A study led by an international team of researchers has made an important breakthrough in terms of understanding the causes of primary biliary cholangitis (PBC).
The programme was coordinated by experts from the University of Milano-Bicocca and the Autoimmune Diseases of the Liver Centre at the San Gerardo Hospital in Monza, who have been studying this disease for many years, with collaboration from geneticists at the Humanitas Clinical Institute in Rozzano. The researchers were investigating the role played by X chromosomes in the genetic architecture of liver diseases.
As in the majority of autoimmune diseases, PBC is a pathology which disproportionately affects women to a ratio of 9 to 1 compared with men. Doctors and scientists have been studying sex hormones, such as oestrogen and progesterone, since the 1950s and 1960s in an attempt to explain the bias towards the female gender, with no clear conclusions reached. As a result, the focus of these studies was widened to include sex chromosomes too.
The “X chromosome contribution to the genetic architecture of primary biliary cholangitis” study was published in the “Gastroenterology” journal. Through collaboration with colleagues from medical and research institutes in the UK, Japan, China and Canada, the team of researchers from Milano-Bicocca and Humanitas were able to collect and examine genetic data relating to 5,244 cases, including some pertaining to Italian patients. By applying the XWAS analytical method – developed to identify possible genetic associations in X chromosomes – for the first time, the researchers identified links with genes such as the “FOXP3” gene, which can, if defective, alter the normal functioning of the immune system and lead it to attack itself, causing PBC and autoimmunity.
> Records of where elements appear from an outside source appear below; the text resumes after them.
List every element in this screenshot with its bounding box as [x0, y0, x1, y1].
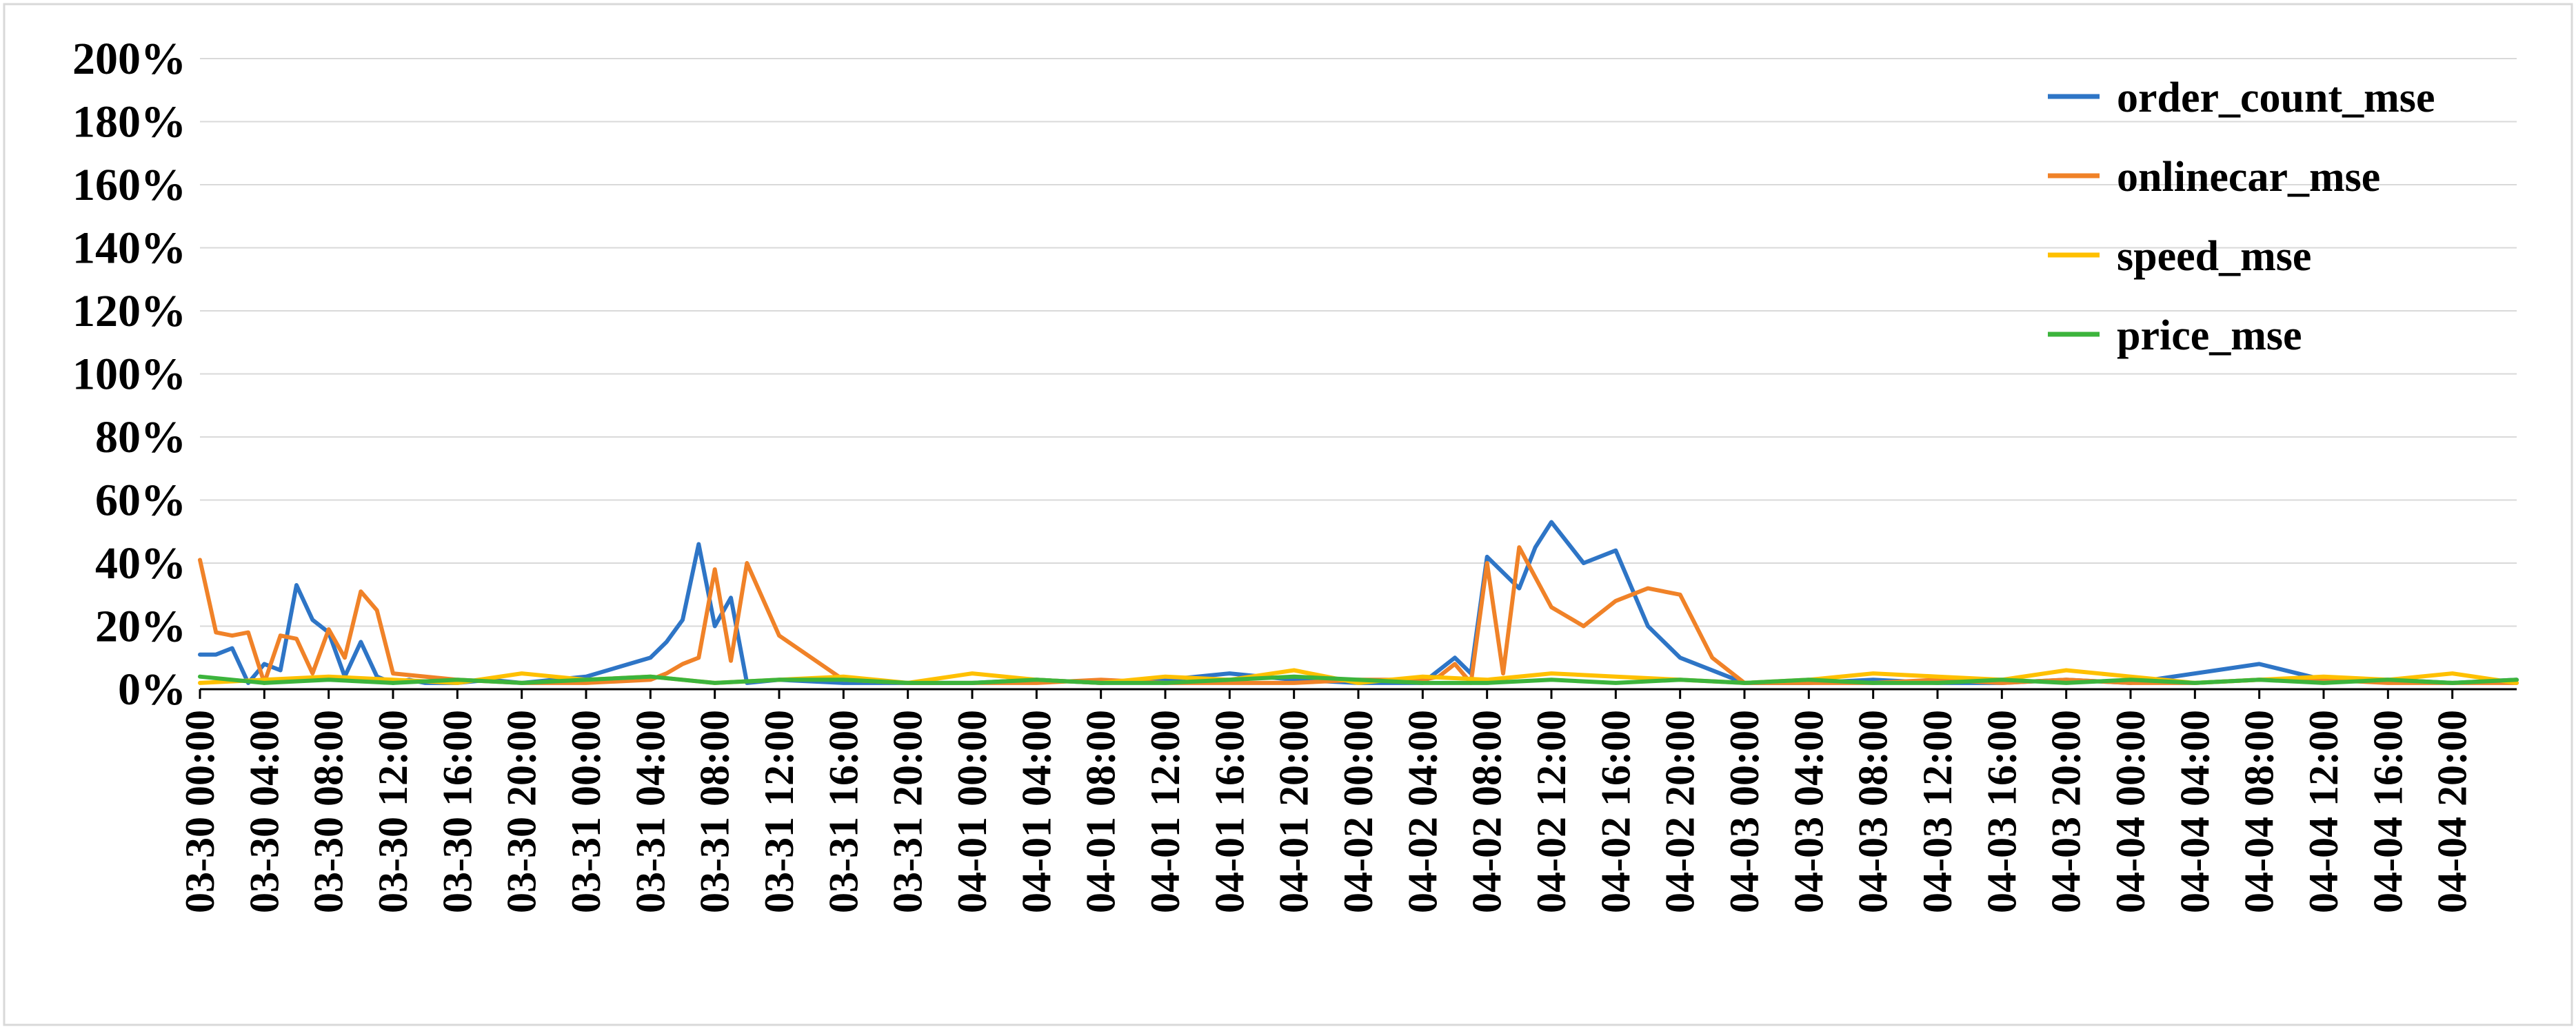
legend-label: speed_mse	[2117, 233, 2311, 280]
legend-label: order_count_mse	[2117, 74, 2435, 121]
x-tick-label: 04-04 12:00	[2301, 710, 2346, 913]
x-tick-label: 04-03 12:00	[1915, 710, 1960, 913]
x-tick-label: 03-30 12:00	[370, 710, 416, 913]
y-tick-label: 0%	[118, 664, 186, 715]
x-tick-label: 03-30 08:00	[306, 710, 352, 913]
x-tick-label: 04-03 16:00	[1979, 710, 2024, 913]
series-lines	[198, 520, 2519, 685]
x-tick-label: 03-31 16:00	[821, 710, 866, 913]
x-tick-label: 04-04 08:00	[2237, 710, 2282, 913]
series-line-price-mse	[198, 674, 2519, 685]
x-tick-label: 04-02 00:00	[1336, 710, 1381, 913]
x-tick-label: 04-03 00:00	[1722, 710, 1767, 913]
x-tick-label: 04-04 16:00	[2365, 710, 2411, 913]
x-tick-label: 04-02 12:00	[1529, 710, 1574, 913]
legend: order_count_mse onlinecar_mse speed_msepri…	[2048, 74, 2435, 359]
x-tick-label: 04-02 04:00	[1400, 710, 1445, 913]
x-tick-label: 04-04 04:00	[2172, 710, 2217, 913]
x-tick-label: 03-31 20:00	[885, 710, 931, 913]
chart-border	[3, 3, 2573, 1026]
x-tick-label: 04-03 04:00	[1786, 710, 1831, 913]
x-tick-label: 04-04 00:00	[2108, 710, 2153, 913]
y-tick-label: 160%	[72, 160, 186, 210]
y-tick-label: 20%	[95, 602, 186, 652]
x-tick-label: 04-02 08:00	[1465, 710, 1510, 913]
y-tick-label: 40%	[95, 538, 186, 589]
x-tick-label: 03-31 12:00	[756, 710, 802, 913]
x-tick-label: 03-31 04:00	[627, 710, 673, 913]
y-tick-label: 180%	[72, 97, 186, 147]
x-tick-label: 04-01 16:00	[1207, 710, 1252, 913]
y-tick-label: 140%	[72, 223, 186, 274]
x-tick-label: 03-30 04:00	[241, 710, 287, 913]
x-tick-label: 04-01 12:00	[1143, 710, 1188, 913]
x-tick-label: 04-01 08:00	[1078, 710, 1124, 913]
y-tick-label: 80%	[95, 412, 186, 462]
x-tick-label: 03-30 00:00	[177, 710, 223, 913]
y-tick-label: 60%	[95, 476, 186, 526]
x-tick-label: 03-31 00:00	[563, 710, 609, 913]
legend-label: onlinecar_mse	[2117, 154, 2380, 201]
y-tick-label: 200%	[72, 34, 186, 84]
x-tick-label: 04-02 16:00	[1593, 710, 1638, 913]
x-tick-label: 04-03 08:00	[1851, 710, 1896, 913]
x-tick-label: 03-30 16:00	[434, 710, 480, 913]
legend-label: price_mse	[2117, 312, 2302, 359]
x-tick-label: 04-04 20:00	[2430, 710, 2475, 913]
x-tick-label: 04-01 00:00	[949, 710, 995, 913]
x-tick-label: 04-02 20:00	[1658, 710, 1703, 913]
x-axis: 03-30 00:00 03-30 04:00 03-30 08:00 03-30 1…	[177, 689, 2475, 913]
y-tick-label: 120%	[72, 286, 186, 336]
x-tick-label: 03-30 20:00	[499, 710, 545, 913]
x-tick-label: 03-31 08:00	[692, 710, 738, 913]
y-tick-label: 100%	[72, 349, 186, 400]
x-tick-label: 04-03 20:00	[2044, 710, 2089, 913]
x-tick-label: 04-01 04:00	[1014, 710, 1059, 913]
x-tick-label: 04-01 20:00	[1271, 710, 1317, 913]
y-axis: 0% 20% 40% 60% 80% 100% 120% 140% 160% 180% 200%	[72, 34, 186, 715]
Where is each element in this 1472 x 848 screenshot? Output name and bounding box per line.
Professor Rosanna Asselta from the Humanitas University said: “We’ve shone a light on an area that hasn’t been explored much up until now, but it’s one that can now be used to understand the role of the X chromosome in other diseases. On a more general level, it’s a small step forward towards genetic medicine, which hasn’t been given much consideration thus far.”
Pietro Invernizzi, a Professor of Gastroenterology from the University of Milano-Bicocca, said: “This latest study is yet more evidence that sex chromosomes hold the key answers to this fundamental question. Now that we’ve understood that, we think we can understand why humans develop this rare liver disease and the 80 or so other autoimmune diseases, which affect a good 5 or 6% of the general population.”
Annalisa Scopinaro, the president of the Uniamo FIMR organisation, said: “There’s still much to do in this field in Italy in order to guarantee equality in terms of access to services and to create a network that links experiences in different areas. We hope that this study paves the way for more effective treatment, perhaps even cures, and that it contributes to strengthening the concept of patient centrality and treatment personalisation.”